Questions I like to ask are things like:
- Walk me through the process from ideation, spec, code, testing, deployment, maintenance. Who owns each part? How long does each part take? Which people/roles, processes, tools/tech are involved?
- If you left, what would you want to take from this team to your next? What does the team do better than others?
- What do you think the team needs to improve at? What does it do less well than other teams you've been a part of?
- How does change happen? What mechanisms do you have for change? Can you give some examples of change happening?
- How does the team feel about... Code Review (or anything else you care about)
In addition, same set of questions can also be asked to people who've recently left the organisation.
I'd use the following criteria to filter ex employees:
- Reliable 1st/2nd level connections
- Folks who have shown stability in the past (generally stick to jobs for > 2 years)
Obviously, they'd come with biases. But, talking 2-3 people should also help reliably gather broad culture patterns. Should avoid listening to evidently disgruntled folks.
It will be hard to evaluate the culture from an interview, you'll need to join and spend few months to know better.

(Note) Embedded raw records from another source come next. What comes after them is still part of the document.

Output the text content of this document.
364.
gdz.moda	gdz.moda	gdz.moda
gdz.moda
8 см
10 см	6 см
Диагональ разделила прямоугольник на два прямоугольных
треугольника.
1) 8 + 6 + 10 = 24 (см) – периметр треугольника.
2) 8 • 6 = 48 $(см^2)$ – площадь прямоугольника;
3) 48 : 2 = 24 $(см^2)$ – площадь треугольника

If that's what they're for, why is it even synchronous? If all you need is a one sentence status update, asynchronous Slack message would do. But I find that effective standups surface latent details that wouldn't come up asynchronously and also serve as a bonding time for the team
You interview, you like what you see, form a (partially subconscious) opinion about the company/culture, take the job... and then discover some warts that weren't visible.
Now you know to be skeptical any time you interview, and make it your job to _hunt_ for the hidden warts. Ask questions as if the next N years of your happiness at work depend on it! Don't feel satisfied (or take the job) until you have reason to be relatively confident about what culture/situation you're getting into.
Honestly, this is why I'm glad I switched jobs every couple years at the beginning of my career. I've seen a wide range of types of companies (non-profit, agency, corporate, start-up). I've also experienced various cultural problems they don't reveal in the interview process.
Do they act like they have a nailed down process? It actually might be fluid, and they're presenting the current iteration.
Does the interview process not seem very rigorous? You'll have peers who aren't very competent, because the bar is low.
Make the _most_ out of learning from this experience! Make persistent attempts to move the culture in the right direction. Don't be afraid to fail at that. You can still gain a lot of growth from this.